Dans les propres mots du librettiste :

Cet opéra est né de deux parents très déterminés qui y ont mis tout leur cœur et leur esprit. Avant même notre rencontre, John Estacio était décidé à lancer sa carrière de compositeur d’opéra, étendant dans une nouvelle direction une réputation bien établie d’auteur d’œuvres pour orchestre, chœur, et ensemble de musique de chambre. Et pour ma part j’étais décidé, avant même d’avoir trouvé ce collaborateur musical idéal, à écrire le libretto d’au moins une production d'opéra avant d’être trop vieux pour écrire quoi que ce soit.

Tous deux – les « John » comme nous ont surnommés nos autres collaborateurs – adorons l’aspect grandiose et la vitalité de l’opéra. Nous aimons aussi tous deux les histoires d’amour hautes en couleur, richement texturées, mêlant à la fois une subtilité et une passion que seule la scène lyrique réussit à transmettre simultanément, et que seule la fusion des paroles et de la musique peut bien rendre. La musique à elle seule – comme les mots pris isolément – ne saurait communiquer l’infinie subtilité de l’esprit humain au moment même où nos cœurs s’ouvrent pour accueillir les passions éternelles.

Nous voulions absolument créer un opéra accessible à tous, au fanatique d’art lyrique comme au néophyte assistant à son premier opéra. Je crois que la musique de « l’autre John » est le parfait véhicule à cet égard : elle touche notre intellect par son intrigante complexité en même temps qu’elle va droit au cœur.

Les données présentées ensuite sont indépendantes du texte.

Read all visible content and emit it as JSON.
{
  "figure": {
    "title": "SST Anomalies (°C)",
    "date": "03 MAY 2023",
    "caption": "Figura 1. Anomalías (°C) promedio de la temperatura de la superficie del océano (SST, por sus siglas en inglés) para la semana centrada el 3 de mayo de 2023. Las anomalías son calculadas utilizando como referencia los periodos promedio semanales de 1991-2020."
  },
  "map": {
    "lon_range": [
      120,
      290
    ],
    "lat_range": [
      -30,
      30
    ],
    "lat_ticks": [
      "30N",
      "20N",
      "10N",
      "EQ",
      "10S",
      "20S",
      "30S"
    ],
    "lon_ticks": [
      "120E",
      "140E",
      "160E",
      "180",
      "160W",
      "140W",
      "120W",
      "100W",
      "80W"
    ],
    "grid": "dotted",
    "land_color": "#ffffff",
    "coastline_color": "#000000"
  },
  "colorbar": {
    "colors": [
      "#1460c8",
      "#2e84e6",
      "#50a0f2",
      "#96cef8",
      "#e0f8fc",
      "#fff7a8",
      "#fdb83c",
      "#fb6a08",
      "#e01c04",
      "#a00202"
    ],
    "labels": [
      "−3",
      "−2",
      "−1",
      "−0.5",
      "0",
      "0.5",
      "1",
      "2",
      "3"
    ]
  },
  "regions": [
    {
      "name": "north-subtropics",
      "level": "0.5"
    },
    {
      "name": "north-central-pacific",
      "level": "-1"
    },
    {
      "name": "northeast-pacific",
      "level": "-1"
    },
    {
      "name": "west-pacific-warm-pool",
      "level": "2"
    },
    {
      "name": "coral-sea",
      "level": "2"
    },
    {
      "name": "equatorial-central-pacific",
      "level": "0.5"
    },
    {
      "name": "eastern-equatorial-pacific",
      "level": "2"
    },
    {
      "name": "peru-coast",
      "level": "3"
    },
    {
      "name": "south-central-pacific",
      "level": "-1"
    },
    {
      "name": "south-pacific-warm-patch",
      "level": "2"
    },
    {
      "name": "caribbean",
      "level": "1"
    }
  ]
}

Ce que nous ignorions, c’est à quel point nous allions tomber profondément amoureux de chacun des personnages de cette œuvre. Très tôt, nous nous sommes mis à aimer Filumena elle-même, à sentir que nous pouvions l’aider à parler de son univers intime, parce que nous étions là avec elle. Certains autres personnages étaient plus difficiles à comprendre, au départ, et donc plus difficiles à aimer. Toutefois, petit à petit, nous avons réussi à pénétrer dans leur cœur et dans leur tête – à saisir la vision ambitieuse de Picariello pour sa communauté et son rêve pour tous; l’innocence de Steve, qui se transforme en maturité responsable, sans qu’il ait vraiment eu le temps de songer à réaliser ses propres rêves; la douleur et le caractère sombre de Charlie; la noblesse suprêmement mise à l’épreuve de Maria; l’ombre sardonique dans laquelle McAlpine a décidé de vivre ou a été contraint de le faire, et ainsi de suite pour tous les autres. Nous avons souvent ri avec eux, pleuré avec eux, mais jamais nous ne les avons jugés ni diminués. Ils sont devenus notre famille, une famille beaucoup plus nombreuse et unie que nous aurions pu nous l’imaginer quand cette union créative a vu le jour.